Copyright: oleandra / 123RF Stock Photo
I am a Vermont resident (been here 20 years as of May 16) and, as it happens, duly appointed Weigher of Coal for the town of Richmond, Vermont (population 4000 or so). Said job has no responsibilities or duties whatsoever — it’s a carryover from long-bygone days. Since the town voters have never seen fit to get rid of the position, the Town Manager finds some sucker to take on the title each year and the Selectboard ratifies the appointment. Then the Weigher of Coal gets down to the hard work of not actually weighing coal.
From the Vermont Statutes Online:
24 V.S.A. § 1032 § 1032. Weigher of coal A weigher of coal shall be sworn and shall not be directly or indirectly interested in the sale of coal.
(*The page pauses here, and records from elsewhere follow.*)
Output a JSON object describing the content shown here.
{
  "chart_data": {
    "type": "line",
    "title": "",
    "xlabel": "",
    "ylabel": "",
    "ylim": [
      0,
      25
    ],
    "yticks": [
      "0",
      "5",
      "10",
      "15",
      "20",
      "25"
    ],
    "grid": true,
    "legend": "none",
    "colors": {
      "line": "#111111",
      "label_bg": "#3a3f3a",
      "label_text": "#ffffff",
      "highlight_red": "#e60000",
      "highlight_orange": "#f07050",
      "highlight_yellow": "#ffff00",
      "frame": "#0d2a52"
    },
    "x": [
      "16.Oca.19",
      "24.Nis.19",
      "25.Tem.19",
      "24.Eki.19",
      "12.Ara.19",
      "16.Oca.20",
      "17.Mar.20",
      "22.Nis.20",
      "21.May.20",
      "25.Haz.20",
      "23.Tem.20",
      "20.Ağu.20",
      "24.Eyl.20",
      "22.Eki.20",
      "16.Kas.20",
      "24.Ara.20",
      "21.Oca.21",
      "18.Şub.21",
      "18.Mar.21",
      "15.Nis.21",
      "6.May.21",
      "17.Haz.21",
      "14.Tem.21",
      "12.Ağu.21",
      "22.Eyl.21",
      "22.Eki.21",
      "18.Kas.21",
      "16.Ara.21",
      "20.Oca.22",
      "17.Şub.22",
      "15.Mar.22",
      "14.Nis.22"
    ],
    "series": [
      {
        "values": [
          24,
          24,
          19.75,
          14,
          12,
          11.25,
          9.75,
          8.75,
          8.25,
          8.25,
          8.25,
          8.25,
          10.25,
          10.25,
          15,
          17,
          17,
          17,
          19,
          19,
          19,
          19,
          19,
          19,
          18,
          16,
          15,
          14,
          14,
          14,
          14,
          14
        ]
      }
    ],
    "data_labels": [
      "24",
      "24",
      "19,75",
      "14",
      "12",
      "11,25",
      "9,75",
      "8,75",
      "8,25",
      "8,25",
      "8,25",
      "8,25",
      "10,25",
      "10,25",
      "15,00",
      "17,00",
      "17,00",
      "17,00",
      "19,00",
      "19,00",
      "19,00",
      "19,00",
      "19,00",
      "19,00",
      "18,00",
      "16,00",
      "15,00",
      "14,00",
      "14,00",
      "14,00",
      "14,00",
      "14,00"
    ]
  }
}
Upon request of the seller or purchaser, he or she shall weigh all coal sold in his or her town.
32 V.S.A. § 1677 § 1677. Weigher of coal. The fees of a weigher of coal shall be $0.10 for the first ton and $0.04 for each additional ton, to be paid by the person applying for the weighing.
This dates back to the days when homes were primarily heated by coal and you wanted to make sure you got a fair weight for the price you paid. Towns would have official municipal scales and the Weigher of Coal would be in charge of them.
As it happens, Richmond doesn’t have official municipal scales. No town in Vermont does. I’ve thought about showing up at the Selectboard meeting and asking them to buy some, but I figure I’ve only got so many opportunities to be the town kook and I want to make the most of them.
So anyway: today, after being the Weigher of Coal for three years or so, the town finally got around to asking me to read and agree to abide by the town officers ethics policy. I take my non-performance of my duties VERY SERIOUSLY so I read and signed.
You can read the policy yourself: Code of Ethics 2018
I’m very glad to have finally gotten a copy. My masters degree is in public administration and I know about these sorts of things. It makes sense that there would be one; it’d just never come up before.
I will need to take all this very seriously — I want to conflicts of interest when it comes to my not weighing coal. I want to show no favoritism to family members and other individuals in the non-pursuance of my duties.
This is Very Important.
But even as I sit here, enlightened and filled with a new sense of responsibility regarding the public trust placed in me as Weigher of Coal, it occurs to me:
… There are more stated policies for ethical nonperformance of coal-weighing than there are for the office of President of the United States.